X-Men: First Class
Time Out says
New decade; same ol' same ol'. The latest adaptation of Marvel's mutant flagship opens like the first X-Men (2000): in a Poland concentration camp, where young Erik Lehnsherr, soon to be Magneto, uses his metal-bending powers in a failed attempt to save Mommy. But then it goes on, introducing a hilariously nonthreatening Kevin Bacon as Hans Landa---sorry, cheerfully smarmy SS man Sebastian Shaw, the multilingual mustache-twirler who will become Mag's archenemy. Our vengeful, alloy-busting protagonist eventually grows up, circa 1962, into strapping Michael Fassbender, who fate decrees will meet and befriend one Charles Xavier (McAvoy)---a groovy (his word, not ours) professor of mutantology (our word, not his).
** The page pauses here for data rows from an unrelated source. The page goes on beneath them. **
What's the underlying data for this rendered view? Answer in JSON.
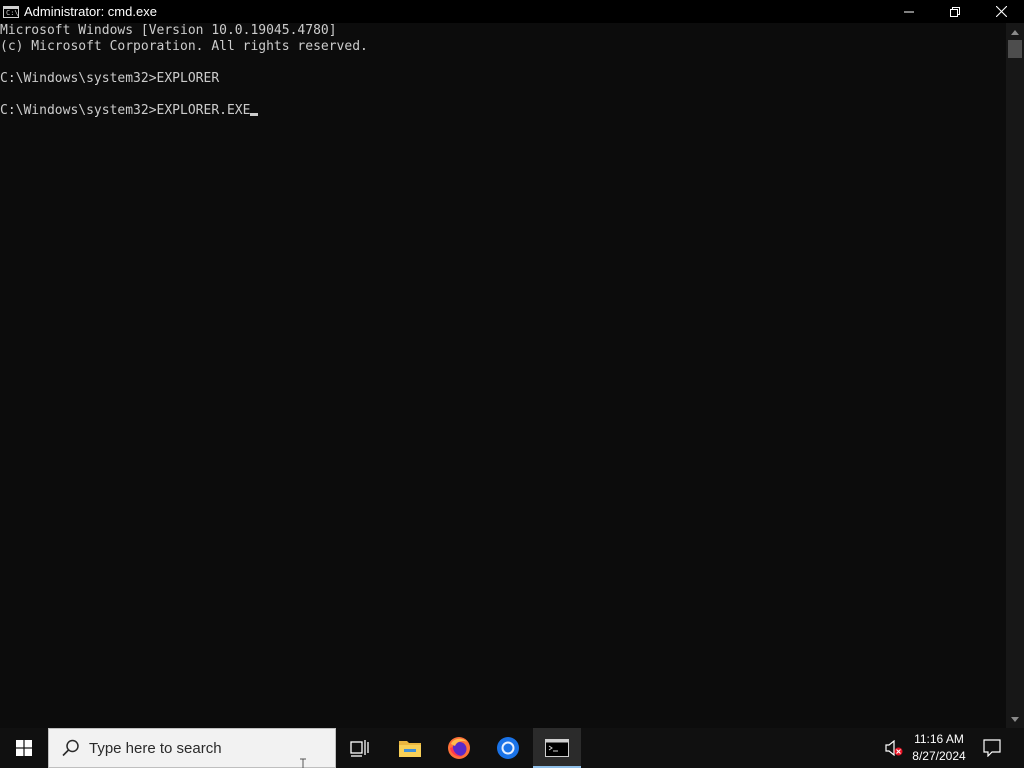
{
  "window": {
    "title": "Administrator: cmd.exe",
    "app_icon_text": "C:\\"
  },
  "console": {
    "lines": [
      "Microsoft Windows [Version 10.0.19045.4780]",
      "(c) Microsoft Corporation. All rights reserved.",
      "",
      "C:\\Windows\\system32>EXPLORER",
      "",
      "C:\\Windows\\system32>EXPLORER.EXE"
    ]
  },
  "taskbar": {
    "search_placeholder": "Type here to search",
    "apps": [
      {
        "name": "task-view",
        "icon": "task-view-icon"
      },
      {
        "name": "file-explorer",
        "icon": "folder-icon"
      },
      {
        "name": "firefox",
        "icon": "firefox-icon"
      },
      {
        "name": "chrome",
        "icon": "chrome-icon"
      },
      {
        "name": "cmd",
        "icon": "cmd-icon",
        "active": true
      }
    ],
    "clock": {
      "time": "11:16 AM",
      "date": "8/27/2024"
    },
    "volume": "muted"
  },
  "colors": {
    "console_bg": "#0c0c0c",
    "console_text": "#cccccc",
    "taskbar_bg": "#101010",
    "accent": "#8fbfe8"
  }
}
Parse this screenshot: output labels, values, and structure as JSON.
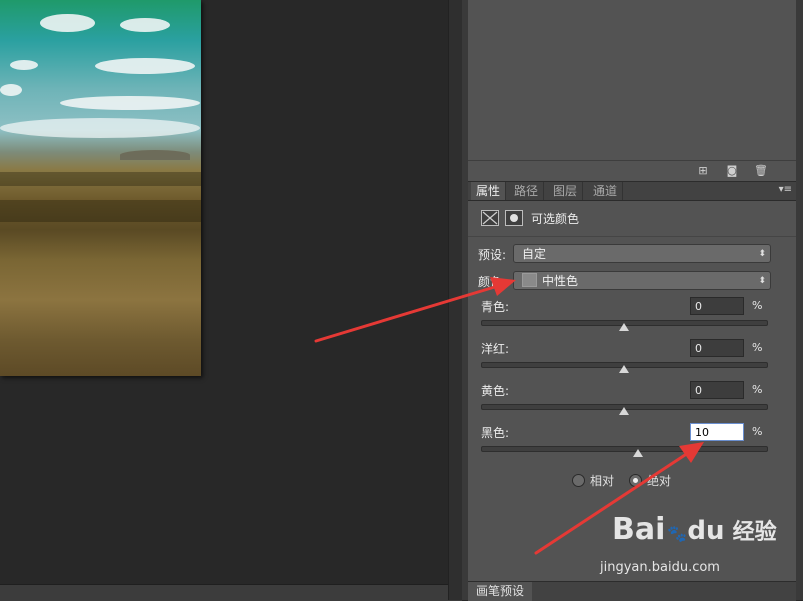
{
  "properties_panel": {
    "tabs": [
      {
        "label": "属性",
        "active": true
      },
      {
        "label": "路径",
        "active": false
      },
      {
        "label": "图层",
        "active": false
      },
      {
        "label": "通道",
        "active": false
      }
    ],
    "adjustment_title": "可选颜色",
    "preset_label": "预设:",
    "preset_value": "自定",
    "colors_label": "颜色:",
    "colors_value": "中性色",
    "sliders": [
      {
        "label": "青色:",
        "value": "0",
        "unit": "%",
        "level": 0.5
      },
      {
        "label": "洋红:",
        "value": "0",
        "unit": "%",
        "level": 0.5
      },
      {
        "label": "黄色:",
        "value": "0",
        "unit": "%",
        "level": 0.5
      },
      {
        "label": "黑色:",
        "value": "10",
        "unit": "%",
        "level": 0.55
      }
    ],
    "method_relative": "相对",
    "method_absolute": "绝对",
    "method_selected": "绝对"
  },
  "bottom_panel": {
    "tab_label": "画笔预设"
  },
  "watermark": {
    "logo_text": "Bai",
    "logo_suffix": "du",
    "brand_cn": "经验",
    "url": "jingyan.baidu.com"
  },
  "colors": {
    "panel_bg": "#535353",
    "canvas_bg": "#282828",
    "annotation_arrow": "#e53935"
  },
  "icons": [
    "new-snapshot-icon",
    "camera-icon",
    "trash-icon",
    "panel-menu-icon",
    "adjustment-layer-icon",
    "mask-icon",
    "dropdown-arrow-icon"
  ]
}
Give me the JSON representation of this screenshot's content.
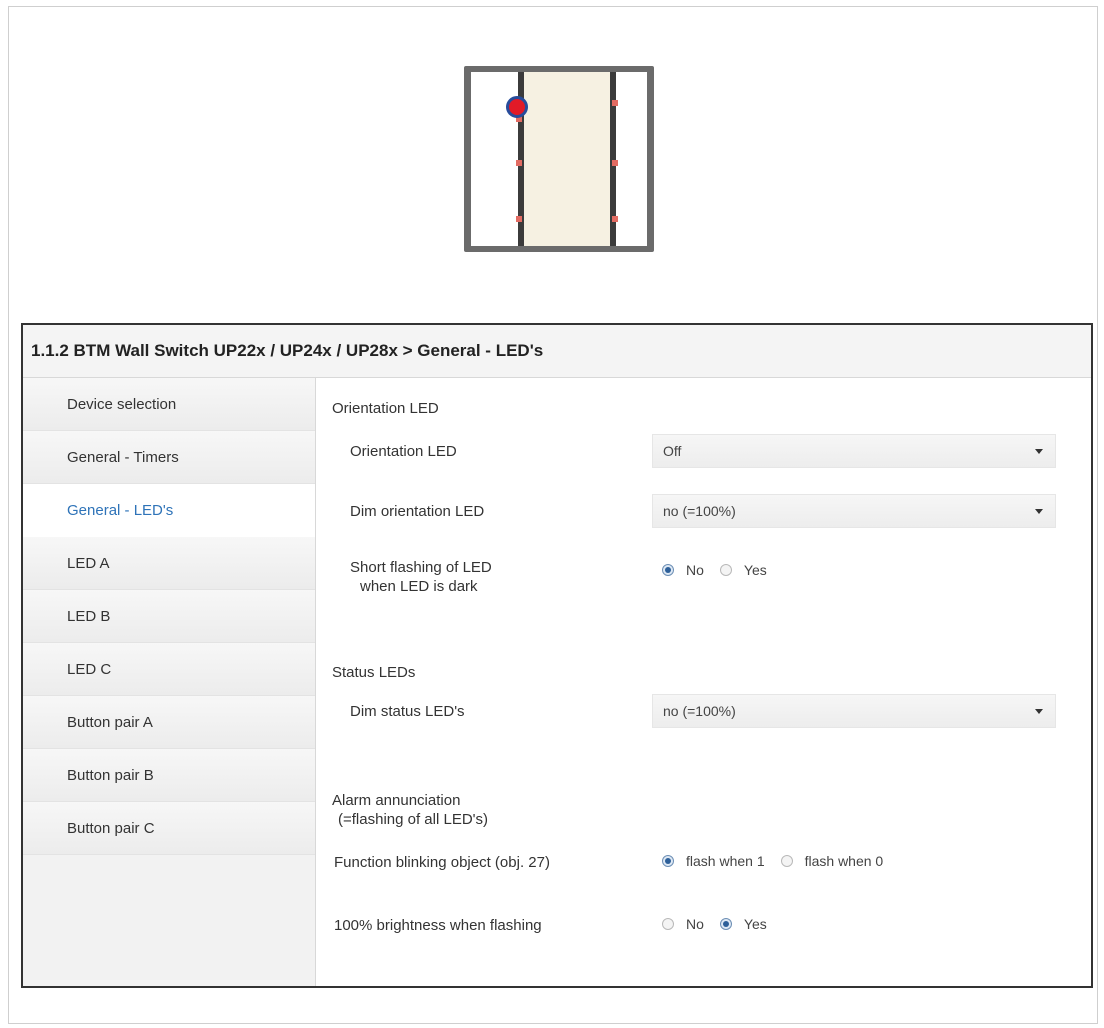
{
  "dialog": {
    "title": "1.1.2 BTM Wall Switch UP22x / UP24x / UP28x > General - LED's"
  },
  "sidebar": {
    "items": [
      {
        "label": "Device selection",
        "active": false
      },
      {
        "label": "General - Timers",
        "active": false
      },
      {
        "label": "General - LED's",
        "active": true
      },
      {
        "label": "LED A",
        "active": false
      },
      {
        "label": "LED B",
        "active": false
      },
      {
        "label": "LED C",
        "active": false
      },
      {
        "label": "Button pair A",
        "active": false
      },
      {
        "label": "Button pair B",
        "active": false
      },
      {
        "label": "Button pair C",
        "active": false
      }
    ]
  },
  "orientation": {
    "section_title": "Orientation LED",
    "orientation_led_label": "Orientation LED",
    "orientation_led_value": "Off",
    "dim_label": "Dim orientation LED",
    "dim_value": "no (=100%)",
    "flash_label_line1": "Short flashing of LED",
    "flash_label_line2": "when LED is dark",
    "flash_options": [
      "No",
      "Yes"
    ],
    "flash_selected": "No"
  },
  "status": {
    "section_title": "Status LEDs",
    "dim_label": "Dim status LED's",
    "dim_value": "no (=100%)"
  },
  "alarm": {
    "section_title_line1": "Alarm annunciation",
    "section_title_line2": "(=flashing of all LED's)",
    "blink_label": "Function blinking object (obj. 27)",
    "blink_options": [
      "flash when 1",
      "flash when 0"
    ],
    "blink_selected": "flash when 1",
    "brightness_label": "100% brightness when flashing",
    "brightness_options": [
      "No",
      "Yes"
    ],
    "brightness_selected": "Yes"
  },
  "colors": {
    "active_nav_text": "#2e73b8",
    "led_indicator_fill": "#e11a27",
    "led_indicator_ring": "#274c9b"
  }
}
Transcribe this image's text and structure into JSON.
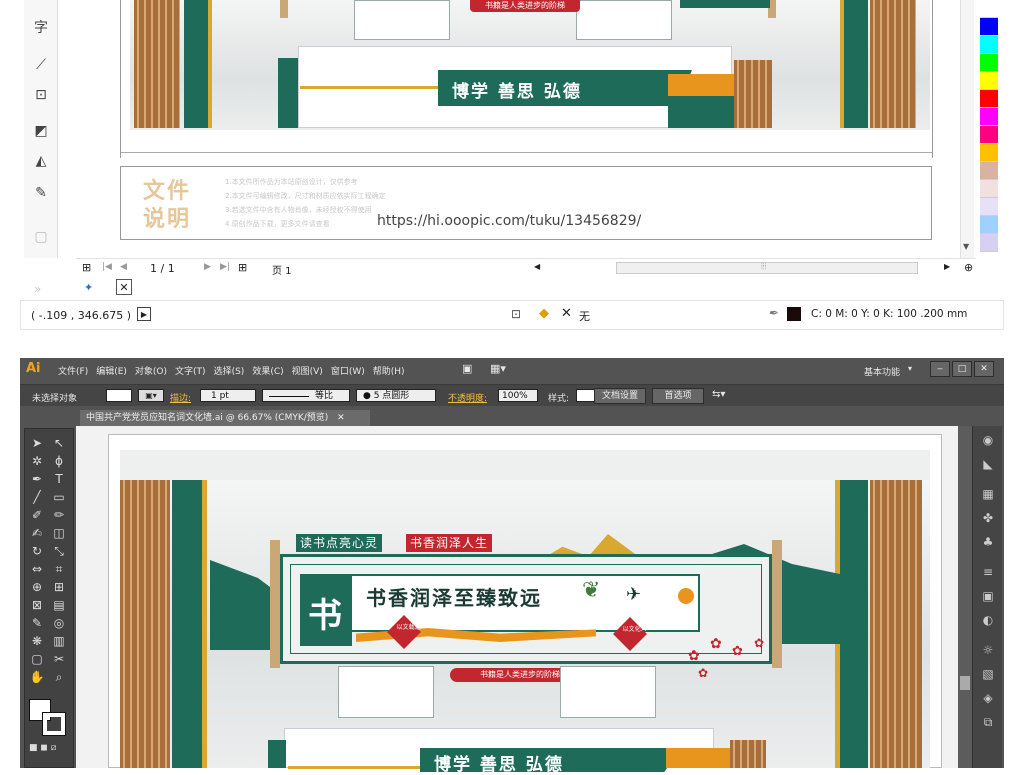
{
  "corel": {
    "left_tool_label": "字",
    "file_note_title_1": "文件",
    "file_note_title_2": "说明",
    "file_note_lines": [
      "1.本文件所作品为本站原创设计，仅供参考",
      "2.本文件可编辑修改，尺寸和材质应依实际工程确定",
      "3.若选文件中含有人物肖像，未经授权不得使用",
      "4.原创作品下载，更多文件请查看"
    ],
    "url_text": "https://hi.ooopic.com/tuku/13456829/",
    "page_indicator": "1 / 1",
    "page_tab": "页 1",
    "coordinates": "( -.109 , 346.675 )",
    "fill_none": "无",
    "color_readout": "C: 0 M: 0 Y: 0 K: 100  .200 mm",
    "palette": [
      "#ffffff",
      "#0000ff",
      "#00ffff",
      "#00ff00",
      "#ffff00",
      "#ff0000",
      "#ff00ff",
      "#ff0080",
      "#ffc000",
      "#d8b4a0",
      "#f0e0e0",
      "#e8e0f8",
      "#a0d0ff",
      "#d8d0f0"
    ]
  },
  "ai": {
    "app_logo": "Ai",
    "menus": [
      "文件(F)",
      "编辑(E)",
      "对象(O)",
      "文字(T)",
      "选择(S)",
      "效果(C)",
      "视图(V)",
      "窗口(W)",
      "帮助(H)"
    ],
    "workspace": "基本功能",
    "control": {
      "no_selection": "未选择对象",
      "stroke_label": "描边:",
      "stroke_value": "1 pt",
      "profile": "等比",
      "brush": "5 点圆形",
      "opacity_label": "不透明度:",
      "opacity_value": "100%",
      "style_label": "样式:",
      "doc_setup": "文档设置",
      "preferences": "首选项"
    },
    "doc_tab": "中国共产党党员应知名词文化墙.ai @ 66.67% (CMYK/预览)"
  },
  "mural": {
    "tag_left": "读书点亮心灵",
    "tag_right": "书香润泽人生",
    "shu_char": "书",
    "headline": "书香润泽至臻致远",
    "seal_left": "以文载道",
    "seal_right": "以文化人",
    "ribbon": "书籍是人类进步的阶梯",
    "motto": "博学 善思 弘德"
  },
  "colors": {
    "green": "#1e6b5a",
    "gold": "#d9a830",
    "orange": "#e8951d",
    "wood": "#a86e3b",
    "red": "#c2262e"
  }
}
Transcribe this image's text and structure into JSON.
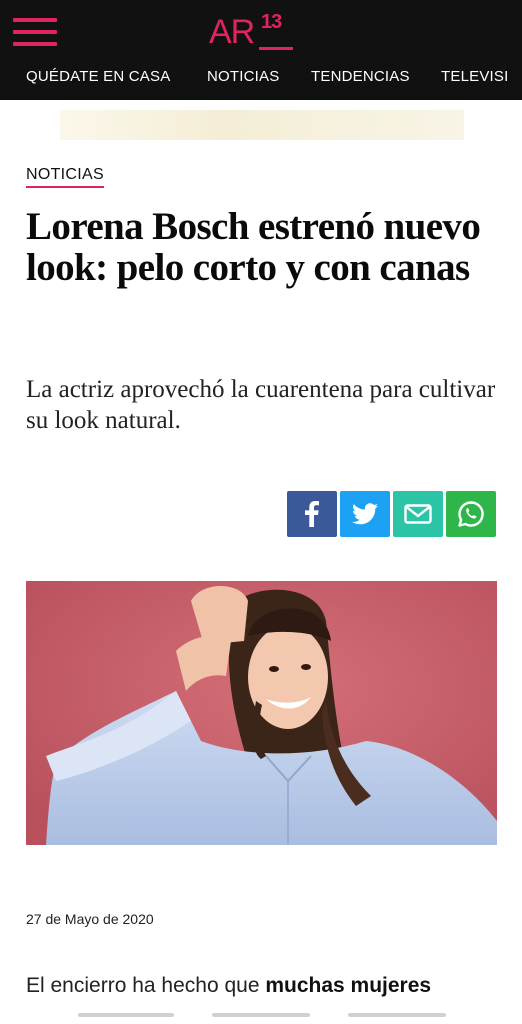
{
  "header": {
    "logo_main": "AR",
    "logo_num": "13",
    "menu_icon": "hamburger-menu-icon",
    "accent_color": "#e0245e"
  },
  "nav": {
    "items": [
      "QUÉDATE EN CASA",
      "NOTICIAS",
      "TENDENCIAS",
      "TELEVISI"
    ]
  },
  "article": {
    "section": "NOTICIAS",
    "headline": "Lorena Bosch estrenó nuevo look: pelo corto y con canas",
    "subtitle": "La actriz aprovechó la cuarentena para cultivar su look natural.",
    "date": "27 de Mayo de 2020",
    "body_start": "El encierro ha hecho que ",
    "body_bold": "muchas mujeres"
  },
  "share": [
    {
      "icon": "facebook-icon",
      "color": "#3b5998"
    },
    {
      "icon": "twitter-icon",
      "color": "#1da1f2"
    },
    {
      "icon": "email-icon",
      "color": "#2cc4a7"
    },
    {
      "icon": "whatsapp-icon",
      "color": "#2fb64a"
    }
  ]
}
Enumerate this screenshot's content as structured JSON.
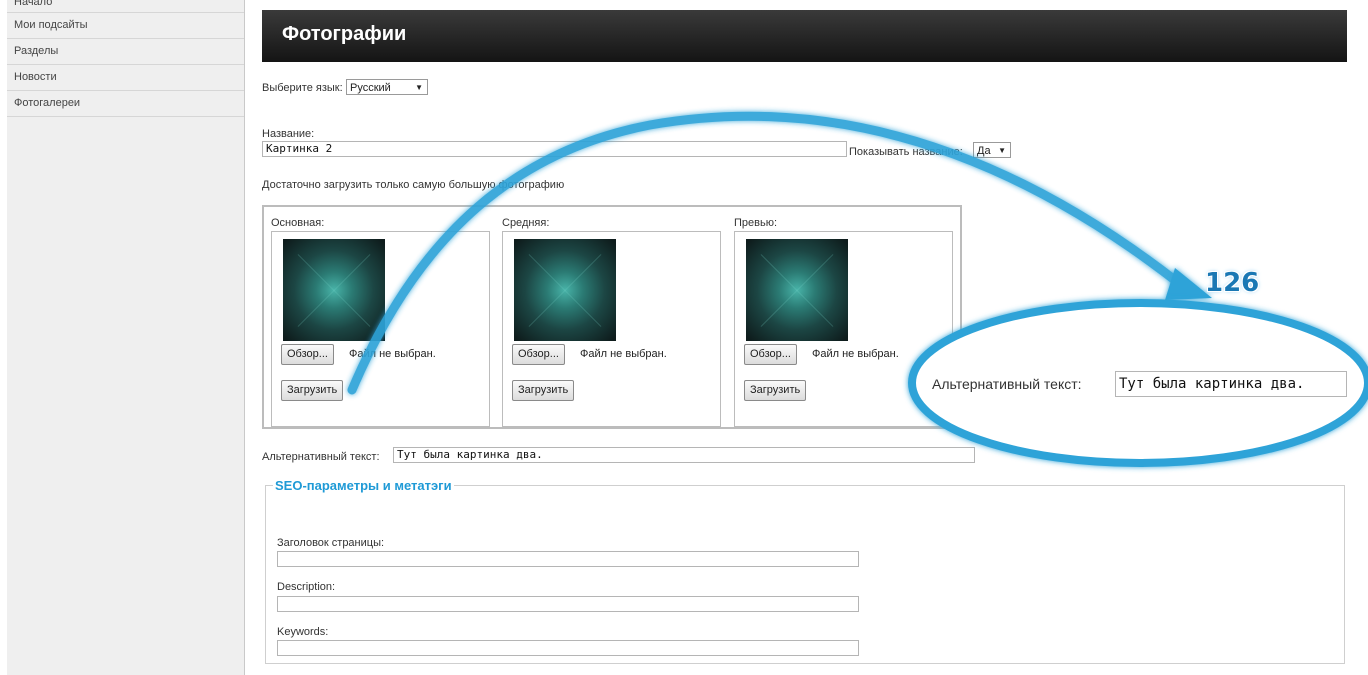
{
  "sidebar": {
    "items": [
      {
        "label": "Начало"
      },
      {
        "label": "Мои подсайты"
      },
      {
        "label": "Разделы"
      },
      {
        "label": "Новости"
      },
      {
        "label": "Фотогалереи"
      }
    ]
  },
  "header": {
    "title": "Фотографии"
  },
  "language": {
    "label": "Выберите язык:",
    "value": "Русский"
  },
  "name_field": {
    "label": "Название:",
    "value": "Картинка 2"
  },
  "show_name": {
    "label": "Показывать название:",
    "value": "Да"
  },
  "hint": "Достаточно загрузить только самую большую фотографию",
  "photos": [
    {
      "label": "Основная:",
      "browse": "Обзор...",
      "no_file": "Файл не выбран.",
      "upload": "Загрузить"
    },
    {
      "label": "Средняя:",
      "browse": "Обзор...",
      "no_file": "Файл не выбран.",
      "upload": "Загрузить"
    },
    {
      "label": "Превью:",
      "browse": "Обзор...",
      "no_file": "Файл не выбран.",
      "upload": "Загрузить"
    }
  ],
  "alt_text": {
    "label": "Альтернативный текст:",
    "value": "Тут была картинка два."
  },
  "seo": {
    "legend": "SEO-параметры и метатэги",
    "page_title_label": "Заголовок страницы:",
    "page_title_value": "",
    "description_label": "Description:",
    "description_value": "",
    "keywords_label": "Keywords:",
    "keywords_value": ""
  },
  "annotation": {
    "number": "126",
    "zoom_label": "Альтернативный текст:",
    "zoom_value": "Тут была картинка два.",
    "accent_color": "#2ea3d8"
  }
}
Plot, you ask? Teenage mutants! Cuban Missile Crisis! Michael friggin' Ironside? (See you at the party, Richter!) Like its predecessors, this prequel origin story is so freighted with "spectacular" sights---some cool retro production design doesn't excuse the mostly shoddy digital effects work---that substance is squashed. Cheeky parallels to civil-rights struggles past and present ("They didn't ask and I didn't tell," says Nicholas Hoult's Beast, when explaining why he kept his mutant status under wraps) never rise above their cartoon-bubble superficiality. And all the moments that should be root-for-the-underdog-rousing ("You're more than G-Men. You're...X-Men!") instead induce eye rolls. It's just another franchise nonstarter to toss in the superstore superhero deal bin.